1 novembre 2021 Par ulimiz 0

Cette révolution qui n’advient pas

Cela pourrait être le titre d’un livre ou le slogan d’un militant politique désabusé. Il y en a tellement qui disent que l’archipel des Comores mérite de vivre une révolution par les temps qui courent qu’on ne peut s’empêcher d’espérer l’impossible. Cette révolution qui n’arrive pas relève juste du constat. Celui d’une réalité qui peine à se dresser, d’un même mouvement, au nom de la culture, en ces îles.

A Mayotte, se négocie un peu d’argent pour les artistes. C’est un fait ! L’Etat, le département et les expatriés y nourrissent la machine. Dans les écoles, les institutions, les bars, circule un peu de cash, pour les plus persévérants. On arrive même à y parler de formation et de résidence depuis, maintenant, quelques années. De l’autre côté de l’archipel, par contre, c’est zéro budget ! Il y a une direction nationale de la culture, mais elle fait figure de mascotte de foire. On l’exhibe de temps à autre (à l’expo universelle de Dubaï, par exemple) pour donner le change, mais jamais assez longtemps pour tenir le désir de tous en ébullition.

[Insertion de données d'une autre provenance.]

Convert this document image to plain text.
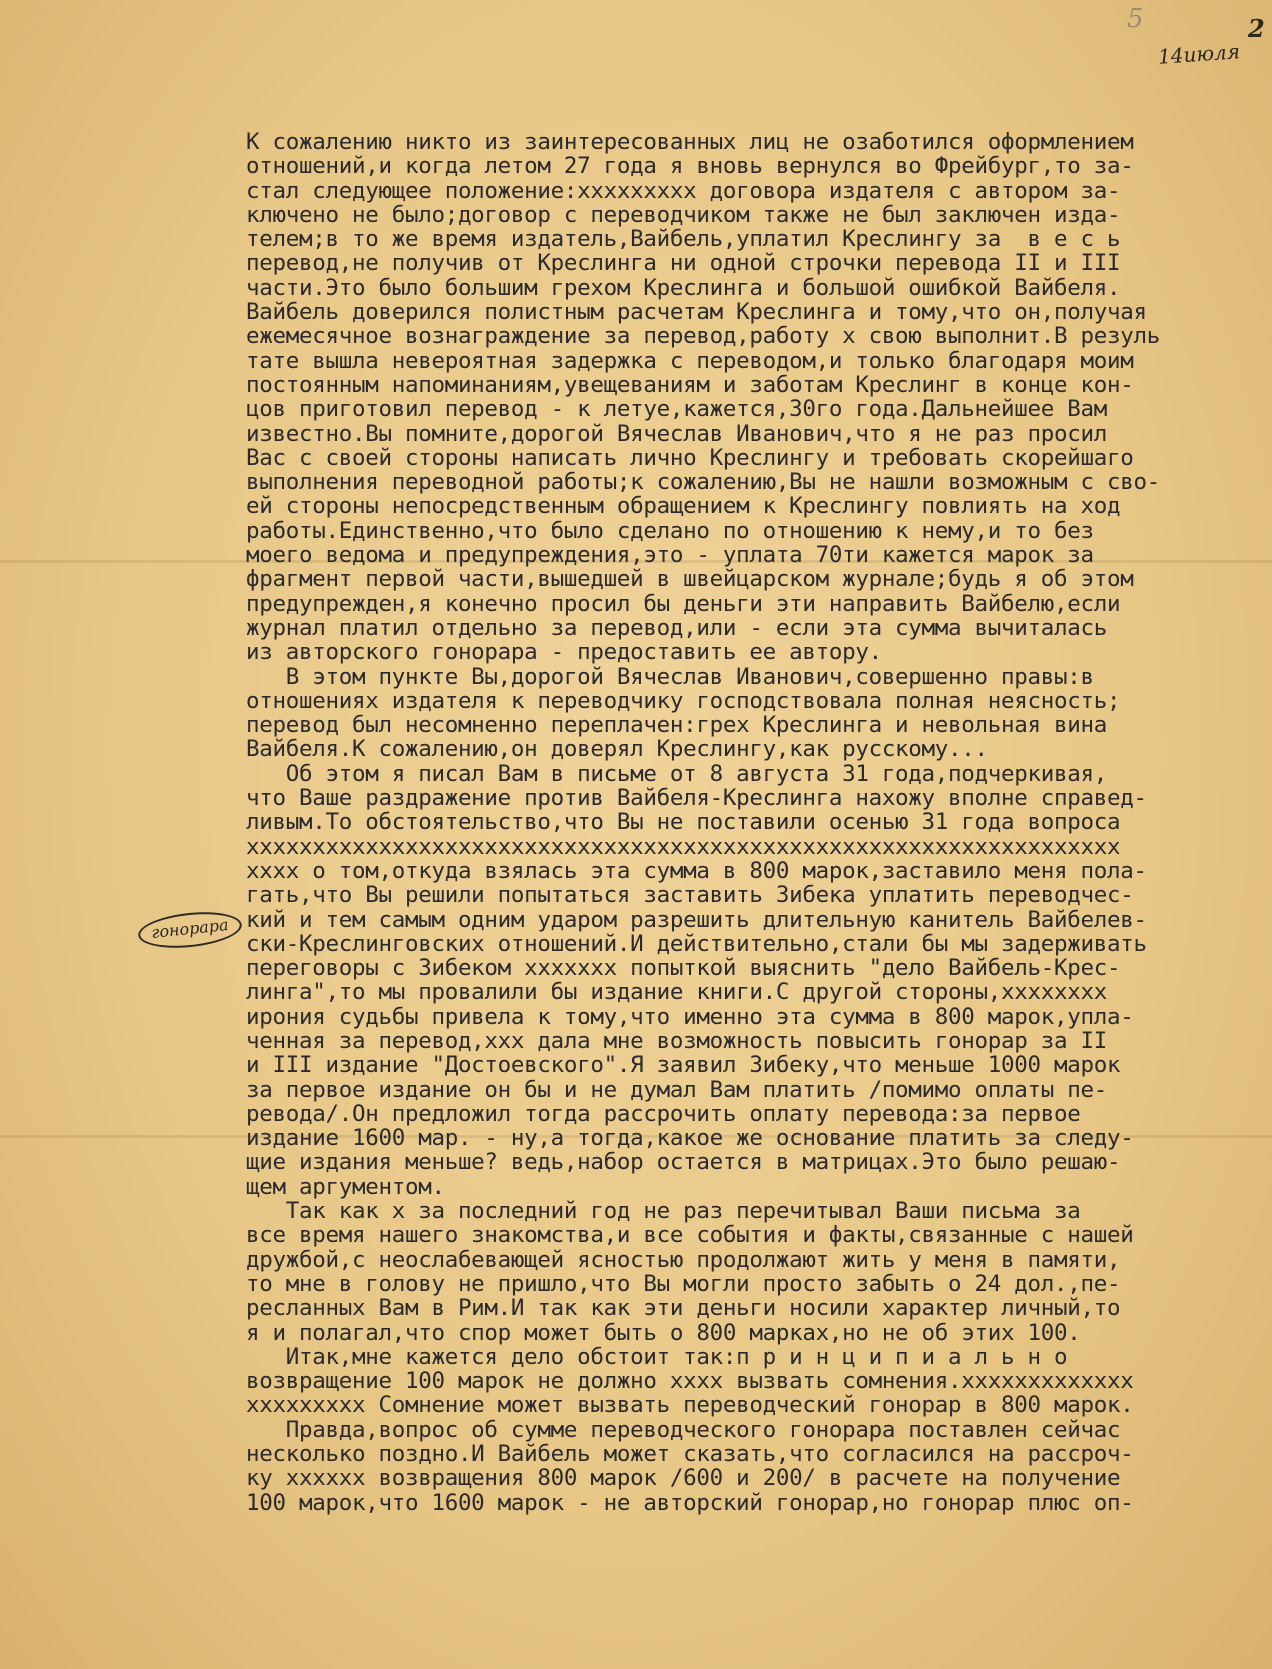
5	2
14июля
гонорара
К сожалению никто из заинтересованных лиц не озаботился оформлением
отношений,и когда летом 27 года я вновь вернулся во Фрейбург,то за-
стал следующее положение:xxxxxxxxx договора издателя с автором за-
ключено не было;договор с переводчиком также не был заключен изда-
телем;в то же время издатель,Вайбель,уплатил Креслингу за  в е с ь
перевод,не получив от Креслинга ни одной строчки перевода II и III
части.Это было большим грехом Креслинга и большой ошибкой Вайбеля.
Вайбель доверился полистным расчетам Креслинга и тому,что он,получая
ежемесячное вознаграждение за перевод,работу x свою выполнит.В резуль
тате вышла невероятная задержка с переводом,и только благодаря моим
постоянным напоминаниям,увещеваниям и заботам Креслинг в конце кон-
цов приготовил перевод - к летуe,кажется,30го года.Дальнейшее Вам
известно.Вы помните,дорогой Вячеслав Иванович,что я не раз просил
Вас с своей стороны написать лично Креслингу и требовать скорейшаго
выполнения переводной работы;к сожалению,Вы не нашли возможным с сво-
ей стороны непосредственным обращением к Креслингу повлиять на ход
работы.Единственно,что было сделано по отношению к нему,и то без
моего ведома и предупреждения,это - уплата 70ти кажется марок за
фрагмент первой части,вышедшей в швейцарском журнале;будь я об этом
предупрежден,я конечно просил бы деньги эти направить Вайбелю,если
журнал платил отдельно за перевод,или - если эта сумма вычиталась
из авторского гонорара - предоставить ее автору.
В этом пункте Вы,дорогой Вячеслав Иванович,совершенно правы:в
отношениях издателя к переводчику господствовала полная неясность;
перевод был несомненно переплачен:грех Креслинга и невольная вина
Вайбеля.К сожалению,он доверял Креслингу,как русскому...
Об этом я писал Вам в письме от 8 августа 31 года,подчеркивая,
что Ваше раздражение против Вайбеля-Креслинга нахожу вполне справед-
ливым.То обстоятельство,что Вы не поставили осенью 31 года вопроса
xxxxxxxxxxxxxxxxxxxxxxxxxxxxxxxxxxxxxxxxxxxxxxxxxxxxxxxxxxxxxxxxxx
xxxx о том,откуда взялась эта сумма в 800 марок,заставило меня пола-
гать,что Вы решили попытаться заставить Зибека уплатить переводчес-
кий и тем самым одним ударом разрешить длительную канитель Вайбелев-
ски-Креслинговских отношений.И действительно,стали бы мы задерживать
переговоры с Зибеком xxxxxxx попыткой выяснить "дело Вайбель-Крес-
линга",то мы провалили бы издание книги.С другой стороны,xxxxxxxx
ирония судьбы привела к тому,что именно эта сумма в 800 марок,упла-
ченная за перевод,xxx дала мне возможность повысить гонорар за II
и III издание "Достоевского".Я заявил Зибеку,что меньше 1000 марок
за первое издание он бы и не думал Вам платить /помимо оплаты пе-
ревода/.Он предложил тогда рассрочить оплату перевода:за первое
издание 1600 мар. - ну,а тогда,какое же основание платить за следу-
щие издания меньше? ведь,набор остается в матрицах.Это было решаю-
щем аргументом.
Так как x за последний год не раз перечитывал Ваши письма за
все время нашего знакомства,и все события и факты,связанные с нашей
дружбой,с неослабевающей ясностью продолжают жить у меня в памяти,
то мне в голову не пришло,что Вы могли просто забыть о 24 дол.,пе-
ресланных Вам в Рим.И так как эти деньги носили характер личный,то
я и полагал,что спор может быть о 800 марках,но не об этих 100.
Итак,мне кажется дело обстоит так:п р и н ц и п и а л ь н о
возвращение 100 марок не должно xxxx вызвать сомнения.xxxxxxxxxxxxx
xxxxxxxxx Сомнение может вызвать переводческий гонорар в 800 марок.
Правда,вопрос об сумме переводческого гонорара поставлен сейчас
несколько поздно.И Вайбель может сказать,что согласился на рассроч-
ку xxxxxx возвращения 800 марок /600 и 200/ в расчете на получение
100 марок,что 1600 марок - не авторский гонорар,но гонорар плюс оп-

Désir de créer et de poursuivre le récit archipélique ! Car il en faut un, malgré les tensions et les ruptures, qui ne profitent qu’à ceux qui manquent de vision pour se dresser en un corps sensible et fulgurant ! Tellement de choses à se raconter entre le gars de Mtsamboro et celui de Chiroroni, entre celui de Moroni et de Fomboni, qu’il n’est pas besoin de célébrer ce qui divise entre eux. Dans ce paysage, les différences ont longtemps consolidé l’utopie du cercle. Le fait est qu’un créateur, conscient du potentiel qu’offre ces îles en matière de public, ne peut qu’œuvrer dans le sens du commun. Ce qui présenterait pour lui un avantage certain. Celui de disposer d’un public-pays conséquent, l’autorisant à mieux négocier son rapport au monde.

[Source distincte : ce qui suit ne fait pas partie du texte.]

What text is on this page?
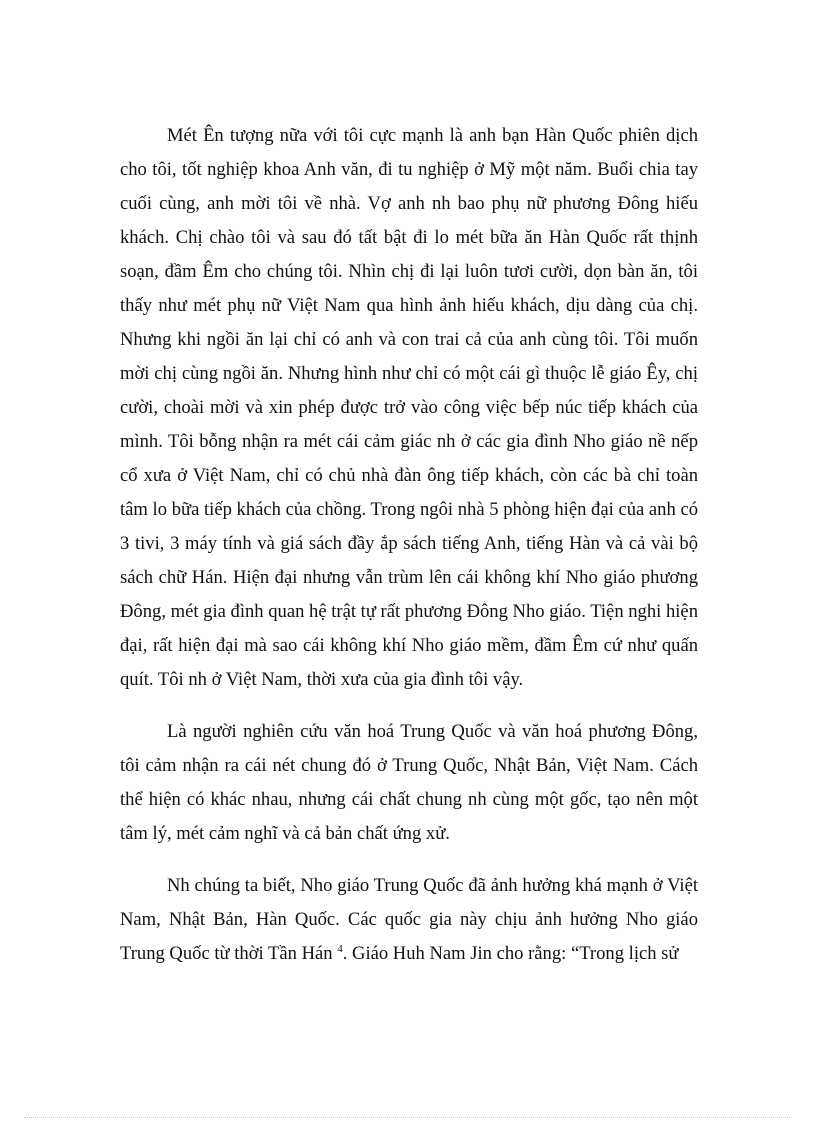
Mét Ên tượng nữa với tôi cực mạnh là anh bạn Hàn Quốc phiên dịch cho tôi, tốt nghiệp khoa Anh văn, đi tu nghiệp ở Mỹ một năm. Buổi chia tay cuối cùng, anh mời tôi về nhà. Vợ anh nh bao phụ nữ phương Đông hiếu khách. Chị chào tôi và sau đó tất bật đi lo mét bữa ăn Hàn Quốc rất thịnh soạn, đầm Êm cho chúng tôi. Nhìn chị đi lại luôn tươi cười, dọn bàn ăn, tôi thấy như mét phụ nữ Việt Nam qua hình ảnh hiếu khách, dịu dàng của chị. Nhưng khi ngồi ăn lại chỉ có anh và con trai cả của anh cùng tôi. Tôi muốn mời chị cùng ngồi ăn. Nhưng hình như chỉ có một cái gì thuộc lễ giáo Êy, chị cười, choài mời và xin phép được trở vào công việc bếp núc tiếp khách của mình. Tôi bỗng nhận ra mét cái cảm giác nh ở các gia đình Nho giáo nề nếp cổ xưa ở Việt Nam, chỉ có chủ nhà đàn ông tiếp khách, còn các bà chỉ toàn tâm lo bữa tiếp khách của chồng. Trong ngôi nhà 5 phòng hiện đại của anh có 3 tivi, 3 máy tính và giá sách đầy ắp sách tiếng Anh, tiếng Hàn và cả vài bộ sách chữ Hán. Hiện đại nhưng vẫn trùm lên cái không khí Nho giáo phương Đông, mét gia đình quan hệ trật tự rất phương Đông Nho giáo. Tiện nghi hiện đại, rất hiện đại mà sao cái không khí Nho giáo mềm, đầm Êm cứ như quấn quít. Tôi nh ở Việt Nam, thời xưa của gia đình tôi vậy.

Là người nghiên cứu văn hoá Trung Quốc và văn hoá phương Đông, tôi cảm nhận ra cái nét chung đó ở Trung Quốc, Nhật Bản, Việt Nam. Cách thể hiện có khác nhau, nhưng cái chất chung nh cùng một gốc, tạo nên một tâm lý, mét cảm nghĩ và cả bản chất ứng xử.

Nh chúng ta biết, Nho giáo Trung Quốc đã ảnh hưởng khá mạnh ở Việt Nam, Nhật Bản, Hàn Quốc. Các quốc gia này chịu ảnh hưởng Nho giáo Trung Quốc từ thời Tần Hán $^4$. Giáo Huh Nam Jin cho rằng: “Trong lịch sử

Les histoires lues de Salim Hatubou à Mamoudzou, les punchlines en rythme d’un Baco (& Urban Plant) à Mutsamudu, les peintures mystiques d’un Papa Ke à Mitsamihouli, le krump déjanté d’un Seush à Fomboni, traduisent une même volonté d’exister. A quand une politique allant dans le sens des liens retrouvés et renouvelés ? A quand cette poétique du penser ensemble dans une même dynamique, de manière à interroger le vivant sur cet archipel, avec la puissance d’un imaginaire arraché à plusieurs siècles de shungu entretenu. Le lieu reste incontournable, écrivait Glissant. Le créateur en ces îles a besoin d’un peuple qui le suive dans sa folie. Qui mieux qu’un concitoyen d’archipel pour te comprendre, ô artiste à la tête perchée ?

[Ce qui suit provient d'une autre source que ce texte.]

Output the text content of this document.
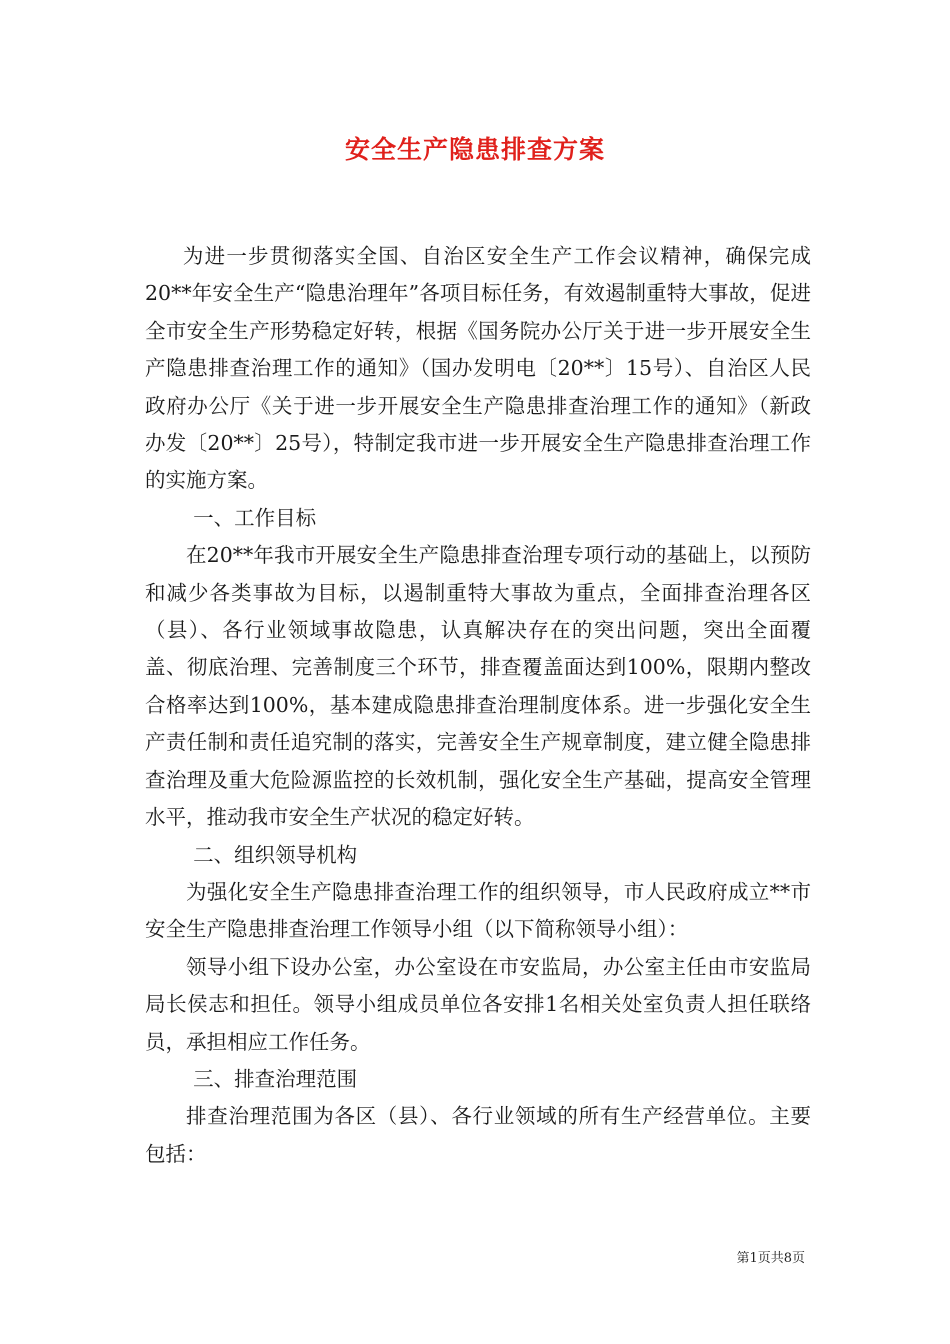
安全生产隐患排查方案

为进一步贯彻落实全国、自治区安全生产工作会议精神，确保完成20**年安全生产“隐患治理年”各项目标任务，有效遏制重特大事故，促进全市安全生产形势稳定好转，根据《国务院办公厅关于进一步开展安全生产隐患排查治理工作的通知》（国办发明电〔20**〕15号）、自治区人民政府办公厅《关于进一步开展安全生产隐患排查治理工作的通知》（新政办发〔20**〕25号），特制定我市进一步开展安全生产隐患排查治理工作的实施方案。

一、工作目标

在20**年我市开展安全生产隐患排查治理专项行动的基础上，以预防和减少各类事故为目标，以遏制重特大事故为重点，全面排查治理各区（县）、各行业领域事故隐患，认真解决存在的突出问题，突出全面覆盖、彻底治理、完善制度三个环节，排查覆盖面达到100%，限期内整改合格率达到100%，基本建成隐患排查治理制度体系。进一步强化安全生产责任制和责任追究制的落实，完善安全生产规章制度，建立健全隐患排查治理及重大危险源监控的长效机制，强化安全生产基础，提高安全管理水平，推动我市安全生产状况的稳定好转。

二、组织领导机构

为强化安全生产隐患排查治理工作的组织领导，市人民政府成立**市安全生产隐患排查治理工作领导小组（以下简称领导小组）：

领导小组下设办公室，办公室设在市安监局，办公室主任由市安监局局长侯志和担任。领导小组成员单位各安排1名相关处室负责人担任联络员，承担相应工作任务。

三、排查治理范围

排查治理范围为各区（县）、各行业领域的所有生产经营单位。主要包括：

第1页共8页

Les poètes l’admettent. Une révolution doit se produire. Avec tous ces outils de culture, qui, aujourd’hui, donnent plus que jamais les moyens de donner de la voix à cet archipel, trop longtemps assoupi sur lui-même. Ce qui est célébré sur ce site évoque la richesse d’un pays debout avec ses enfants, malgré les coups subis. Quiconque nous rend visite sait que nous rapportons la parole d’un même terreau sur le web. C’est ce qui va fonder le bouche-à-oreille, concernant l’intérêt ou pas de notre démarche en ligne.

Ceux qui nous commandent des livres, des disques, des journaux – merci, en passant –  savent que le lien est encore là, bien vivant entre les enfants de cet archipel, et qu’il nous faut juste le raviver, de temps à autre, en montrant le meilleur de ce que nous sommes, culturellement. Mais pour que l’utopie tienne dans les rangs, nous devons entrer en ces livres, nous immerger en ces musiques, nous gorger de toutes ces images, qui nous fondent un horizon autre que celui de la division. Faites un tour sur nos rayons, vous verrez que nous n’avons pas que le passé figé pour nous éblouir en ces lieux.

Une révolution ? Oui ! Celle du « nous », enfin assumé.